The popular applause persuades Conlon that he must attempt to send the telegram. In speaking on the antiquated telephone, he encounters a roar of thunderous voices, a prankster selling fish, then a person grieving the death of a native after an operation at a nearby hospital. On reporting this to the assembly, he elaborates, "They didn't leave a drop of blood in him that they didn't draw." A soldier, a sensible old veteran of the Boer War, contradicts the consensus about the corpse: "It was no good for him to be alive and the way he was." Conlon, on the telephone again, encounters a schoolteacher with a wrong number, then someone trying to reach Carna by telephone who laughs on finding that he has reached Paiseach, for the town is aptly named. (In Gaelic it means "confusion, disorder, and shapelessness.") He expresses Conlon's philosophy: "We were much better off when we had only donkeys and carts and row-boats."

The triumph of American technology, as represented in the visiting American, reaches its climax at this point, when Conlon collapses in defeat.

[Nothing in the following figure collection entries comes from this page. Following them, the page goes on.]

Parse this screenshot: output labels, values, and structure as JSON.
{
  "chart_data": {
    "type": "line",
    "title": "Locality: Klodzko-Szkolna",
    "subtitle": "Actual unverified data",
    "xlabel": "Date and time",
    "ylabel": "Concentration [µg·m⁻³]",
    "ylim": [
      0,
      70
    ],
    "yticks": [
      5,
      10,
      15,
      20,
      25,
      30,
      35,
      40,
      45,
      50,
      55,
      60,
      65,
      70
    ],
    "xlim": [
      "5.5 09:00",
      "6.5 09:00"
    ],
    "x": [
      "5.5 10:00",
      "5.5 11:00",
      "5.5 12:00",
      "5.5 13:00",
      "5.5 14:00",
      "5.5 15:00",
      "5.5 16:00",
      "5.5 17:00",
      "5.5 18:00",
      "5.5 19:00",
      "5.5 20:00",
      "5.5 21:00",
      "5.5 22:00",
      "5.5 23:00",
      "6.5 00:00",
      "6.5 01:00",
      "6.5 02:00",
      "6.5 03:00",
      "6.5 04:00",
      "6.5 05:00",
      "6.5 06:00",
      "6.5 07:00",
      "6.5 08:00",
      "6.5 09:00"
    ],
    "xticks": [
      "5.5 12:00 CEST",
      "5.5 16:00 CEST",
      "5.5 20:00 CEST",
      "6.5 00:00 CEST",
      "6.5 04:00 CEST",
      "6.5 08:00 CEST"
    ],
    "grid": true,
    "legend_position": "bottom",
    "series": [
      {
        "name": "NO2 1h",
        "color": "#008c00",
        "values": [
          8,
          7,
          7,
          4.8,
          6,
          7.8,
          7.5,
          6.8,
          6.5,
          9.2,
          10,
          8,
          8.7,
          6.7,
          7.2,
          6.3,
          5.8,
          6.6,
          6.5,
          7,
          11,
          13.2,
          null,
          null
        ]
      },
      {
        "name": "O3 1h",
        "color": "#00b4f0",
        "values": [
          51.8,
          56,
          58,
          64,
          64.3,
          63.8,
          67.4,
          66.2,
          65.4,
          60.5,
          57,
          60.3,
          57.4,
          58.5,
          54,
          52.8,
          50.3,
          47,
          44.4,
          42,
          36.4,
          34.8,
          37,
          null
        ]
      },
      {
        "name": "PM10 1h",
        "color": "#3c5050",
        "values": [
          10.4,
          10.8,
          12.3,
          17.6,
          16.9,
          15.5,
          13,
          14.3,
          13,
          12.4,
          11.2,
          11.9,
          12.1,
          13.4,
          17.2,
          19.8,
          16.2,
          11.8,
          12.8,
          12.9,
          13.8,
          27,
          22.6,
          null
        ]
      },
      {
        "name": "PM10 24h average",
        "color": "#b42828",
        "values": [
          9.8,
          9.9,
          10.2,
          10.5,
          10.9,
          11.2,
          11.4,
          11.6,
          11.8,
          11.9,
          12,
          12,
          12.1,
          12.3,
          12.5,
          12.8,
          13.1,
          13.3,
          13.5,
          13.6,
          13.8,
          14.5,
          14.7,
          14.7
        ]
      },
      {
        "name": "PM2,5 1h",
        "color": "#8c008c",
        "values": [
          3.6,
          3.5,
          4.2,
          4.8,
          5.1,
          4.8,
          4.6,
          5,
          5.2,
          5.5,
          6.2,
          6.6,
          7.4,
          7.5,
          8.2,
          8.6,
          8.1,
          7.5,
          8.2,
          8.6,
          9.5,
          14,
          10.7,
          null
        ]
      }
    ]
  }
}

The American girl steps forward, seizes the telephone, connects immediately, and proceeds to convey the telegram in Spanish with phonetics: "Muerto. M for Mary, U for Una…." The soldier, much impressed, appraises the American girl's physical assets and advises the young man to marry her. The mystery of the young man's identity is only partly solved in his response: "I'm just a poor Dublin lad studying sculpture in Paris."

Conlon, with his telegraph responsibilities discharged vicariously, turns character completely and, amid their good-humored cheers, brusquely orders the audience into position to receive their pensions.

The mixture of nationalities represented by the visitors clashes with the provinciality of the Irish, and the unspoken message is that life and love lie elsewhere. The great opportunity, as the soldier insists, is in the Irish mating with American technology.